News Center Maine speaks with Pendse about wood-based biofuel manufacturing

News Center Maine spoke with Hemant Pendse, director of the University of Maine Forest Bioproducts Research Institute and a professor of chemical and biomedical engineering, about a process that converts sawdust, wood pulp or any other wood biomass into crude oil. The FBRI, located in Old Town, operates a fee-for-service pilot plant where new startups or large corporations can test new ideas and collect engineering data, the article states. “First we do an intermediate, we call it acids, and we turn it into salt. We will see dry salt powder. From the dry salt powder, we are making premium crude oil, which can be processed just like any oil refinery and make gasoline, diesel and jet fuel,” said Pendse. The crude oil they’re producing is cleaner than the equivalent from Saudi Arabia because it does not contain sulfur, according to Pendse.
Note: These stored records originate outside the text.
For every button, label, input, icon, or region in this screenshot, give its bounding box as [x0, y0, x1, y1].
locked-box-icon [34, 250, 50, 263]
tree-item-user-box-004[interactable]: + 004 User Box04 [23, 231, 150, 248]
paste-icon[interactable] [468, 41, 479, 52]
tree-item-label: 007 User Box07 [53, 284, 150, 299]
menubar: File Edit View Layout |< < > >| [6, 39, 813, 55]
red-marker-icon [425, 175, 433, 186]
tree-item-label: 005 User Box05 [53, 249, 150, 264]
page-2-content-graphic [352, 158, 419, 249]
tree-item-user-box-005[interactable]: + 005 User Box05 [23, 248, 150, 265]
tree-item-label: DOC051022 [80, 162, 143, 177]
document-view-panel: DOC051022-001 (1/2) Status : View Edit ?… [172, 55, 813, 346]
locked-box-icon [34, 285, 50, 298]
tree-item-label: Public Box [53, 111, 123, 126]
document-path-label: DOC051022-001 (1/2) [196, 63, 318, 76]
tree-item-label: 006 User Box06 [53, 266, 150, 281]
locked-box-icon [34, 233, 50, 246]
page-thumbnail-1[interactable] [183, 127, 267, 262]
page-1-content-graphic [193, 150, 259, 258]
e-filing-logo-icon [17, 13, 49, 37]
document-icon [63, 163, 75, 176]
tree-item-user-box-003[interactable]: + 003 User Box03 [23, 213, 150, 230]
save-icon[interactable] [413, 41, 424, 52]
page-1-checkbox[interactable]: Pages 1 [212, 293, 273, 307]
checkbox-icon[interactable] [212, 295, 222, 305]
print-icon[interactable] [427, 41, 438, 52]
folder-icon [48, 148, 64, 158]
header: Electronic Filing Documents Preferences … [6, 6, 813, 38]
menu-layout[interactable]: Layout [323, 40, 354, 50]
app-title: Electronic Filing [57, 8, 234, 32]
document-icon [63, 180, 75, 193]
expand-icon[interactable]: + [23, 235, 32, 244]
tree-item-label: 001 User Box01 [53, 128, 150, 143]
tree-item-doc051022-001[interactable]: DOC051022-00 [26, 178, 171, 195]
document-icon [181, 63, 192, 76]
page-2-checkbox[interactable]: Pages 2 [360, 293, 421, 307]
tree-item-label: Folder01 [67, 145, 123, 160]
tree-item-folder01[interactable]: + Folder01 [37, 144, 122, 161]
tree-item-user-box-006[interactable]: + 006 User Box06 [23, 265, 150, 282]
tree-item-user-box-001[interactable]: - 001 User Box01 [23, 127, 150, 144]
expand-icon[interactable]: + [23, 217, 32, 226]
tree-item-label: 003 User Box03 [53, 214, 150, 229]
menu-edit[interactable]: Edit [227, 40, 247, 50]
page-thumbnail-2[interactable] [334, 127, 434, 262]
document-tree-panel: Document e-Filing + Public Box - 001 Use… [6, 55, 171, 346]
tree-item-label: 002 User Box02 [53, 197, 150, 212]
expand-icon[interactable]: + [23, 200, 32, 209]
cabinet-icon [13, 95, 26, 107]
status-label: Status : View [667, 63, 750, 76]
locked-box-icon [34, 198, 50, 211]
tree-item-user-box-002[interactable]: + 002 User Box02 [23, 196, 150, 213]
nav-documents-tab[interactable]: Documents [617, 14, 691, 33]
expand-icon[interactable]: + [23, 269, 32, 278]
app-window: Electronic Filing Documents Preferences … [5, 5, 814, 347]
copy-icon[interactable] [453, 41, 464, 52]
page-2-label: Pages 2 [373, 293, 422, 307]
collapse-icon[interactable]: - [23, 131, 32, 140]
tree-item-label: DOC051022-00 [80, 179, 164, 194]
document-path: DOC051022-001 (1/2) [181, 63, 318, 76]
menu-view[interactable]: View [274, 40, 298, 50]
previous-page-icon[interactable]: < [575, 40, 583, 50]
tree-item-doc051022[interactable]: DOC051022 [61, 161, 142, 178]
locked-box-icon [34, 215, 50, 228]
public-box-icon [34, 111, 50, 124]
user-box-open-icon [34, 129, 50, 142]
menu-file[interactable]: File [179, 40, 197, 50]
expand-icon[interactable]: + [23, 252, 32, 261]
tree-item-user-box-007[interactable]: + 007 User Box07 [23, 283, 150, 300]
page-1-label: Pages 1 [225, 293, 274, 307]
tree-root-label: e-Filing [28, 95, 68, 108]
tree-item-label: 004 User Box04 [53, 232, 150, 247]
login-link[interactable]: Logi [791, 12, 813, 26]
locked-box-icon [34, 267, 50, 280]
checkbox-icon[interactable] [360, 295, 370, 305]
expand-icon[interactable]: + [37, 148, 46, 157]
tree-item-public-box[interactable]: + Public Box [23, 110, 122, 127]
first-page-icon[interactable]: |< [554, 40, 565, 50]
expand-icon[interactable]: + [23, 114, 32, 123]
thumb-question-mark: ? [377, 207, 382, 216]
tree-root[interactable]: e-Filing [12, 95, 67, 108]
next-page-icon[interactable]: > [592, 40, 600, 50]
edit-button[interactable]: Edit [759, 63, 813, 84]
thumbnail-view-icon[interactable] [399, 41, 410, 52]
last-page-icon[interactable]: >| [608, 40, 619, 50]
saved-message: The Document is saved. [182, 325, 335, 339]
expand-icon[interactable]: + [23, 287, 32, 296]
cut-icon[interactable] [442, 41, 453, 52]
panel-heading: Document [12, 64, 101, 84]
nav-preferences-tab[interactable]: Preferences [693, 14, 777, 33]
And the technology could have economic benefits too. “Many people know there are a lot of pulp mills closed, but there are pulp mills like Old Town … that has the infrastructure, has the wood yard, has the power plants,” Pendse said. “Can we add this extra revenue generating stream and show, that on a commercial scale, that it is feasible and that we can actually meet the specifications of the private sector. Then I think a lot of new doors will open.”